The Claims Processor - Follow-up's/Denials - PB Epic position is responsible for accurate and timely billing of hospital and Rural Health Clinic (RHC) claims to insurance payers. This role focuses heavily on denial management, claim follow-up, and reimbursement optimization while ensuring compliance with payer contracts, federal regulations, and internal policies.
Key Responsibilities
Billing & Claims Submission
- Prepare, review, and submit hospital and RHC claims to commercial insurance carriers.
- Ensure correct use of CPT, HCPCS, ICD-10, revenue codes, modifiers, and RHC-specific billing requirements.
- Verify charges, units, dates of service, provider credentials, and place of service.
- Submit corrected, adjusted, and late charges as needed.
Denial Management
- Analyze and resolve billing denials, rejections, and underpayments.
- Identify root causes of denials (coding, authorization, eligibility, medical necessity, bundling, timely filing, etc.).
- Prepare and submit corrected claims and formal appeals with appropriate documentation.
- Track denial trends and recommend process improvements to reduce future denials.
Insurance Follow-Up
- Conduct timely follow-up with payers on unpaid, underpaid, or delayed claims.
- Communicate with insurance representatives to obtain claim status and resolution.
- Maintain detailed notes and documentation in the billing system for all follow-up activity.
- Meet productivity and follow-up benchmarks to ensure timely reimbursement.
Compliance & Collaboration
- Ensure compliance with payer guidelines, hospital policies, and RHC billing regulations.
- Work closely with coding, registration, authorization, and clinical staff to resolve billing issues.

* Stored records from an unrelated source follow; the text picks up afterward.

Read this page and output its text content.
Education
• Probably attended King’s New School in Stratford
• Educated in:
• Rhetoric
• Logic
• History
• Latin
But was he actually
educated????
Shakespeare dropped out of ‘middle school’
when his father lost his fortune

- Stay current on payer policy updates and RHC billing changes.
Required Skills & Qualifications
- Knowledge of full-cycle RCM billing processes for acute-hospital and/or rural health clinics REQUIRED.
- Experience working with HB & PB Epic, with strong experience working with PB Epic REQUIRED.
- Strong experience with insurance billing and denial resolution.
- Proficiency in CPT, ICD-10-CM, HCPCS, and modifiers.
- Familiarity with payer portals and claim management systems.
- Strong analytical, organizational, and follow-up skills.
- Ability to manage high-volume workloads with attention to detail.